Harry Stella

Profile
- Position: Tackle

Personal information
- Born: December 24, 1916 Iowa, U.S.
- Died: February 8, 1997 (aged 80) Tacoma, Washington, U.S.

Career information
- College: United States Military Academy

Career history
- 1937–1939: Army

Awards and highlights
- First-team All-American (1939); First-team All-Eastern (1939); Second-team All-Eastern (1938);

= Harry Stella =

American football player and United States Army officer

Harry Ami Stella (December 24, 1916 – February 8, 1997) was an American football player and United States Army officer.

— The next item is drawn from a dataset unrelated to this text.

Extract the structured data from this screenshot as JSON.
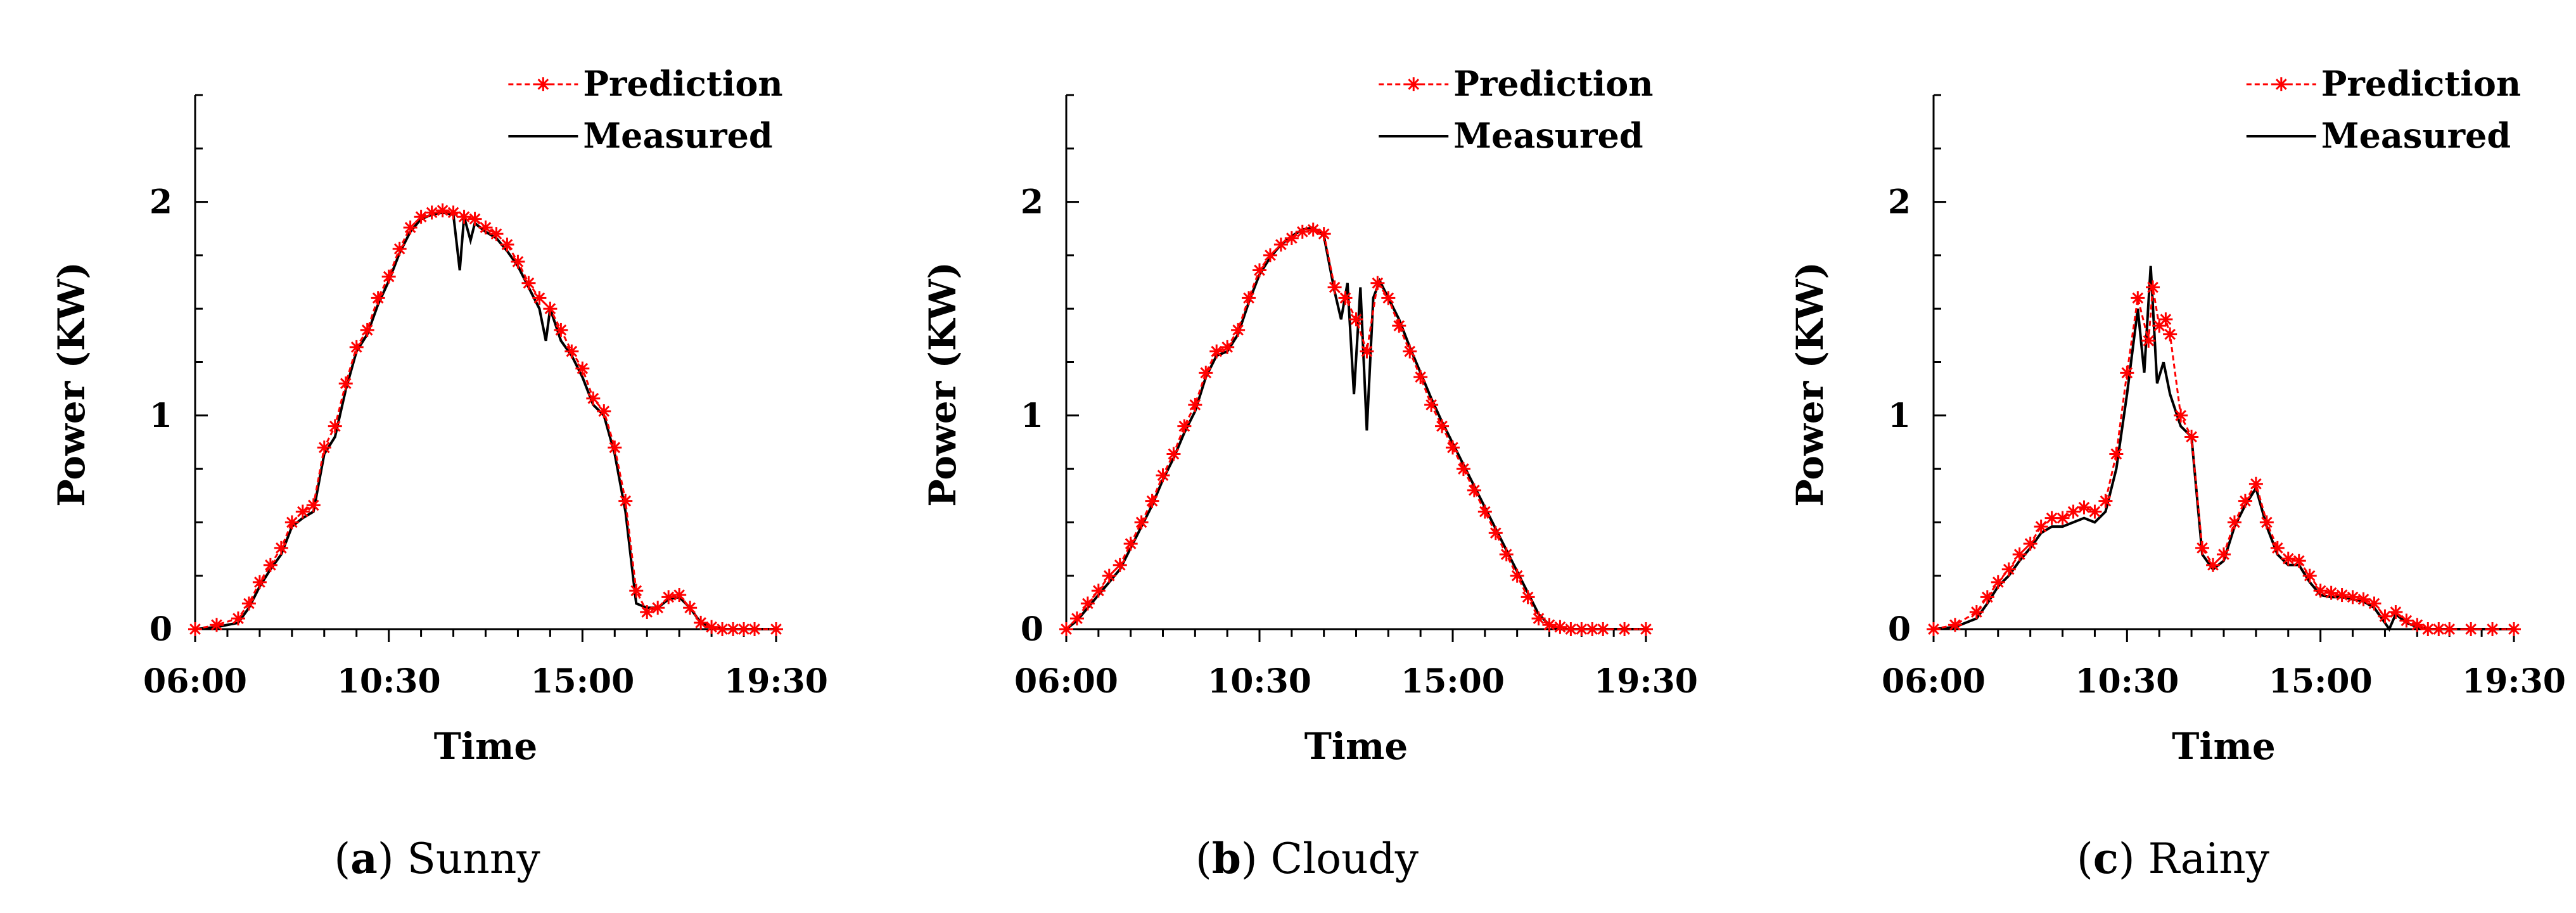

Stella was born in Iowa and grew up in Kankakee, Illinois. He attended the Missouri School of Mines before enrolling at the United States Military Academy in 1936. Stella played at the tackle position for the Army Cadets football team. He was captain of Army's 1939 football team and was selected by the United Press, Newsweek magazine, and International News Service (INS) as a first-team player on the 1939 College Football All-America Team. He also played for the Army baseball team and was the Eastern intercollegiate heavy weight boxing champion.

After graduating from the Military Academy, Stella served in the United States Army until 1970, including service in the Pacific Theater during World War II and in the Korean War. He was awarded a Silver Star for gallantry in action and the Legion of Merit for his work as a planner at the Joint Amphibious School. In 1955, he was promoted to the rank of colonel.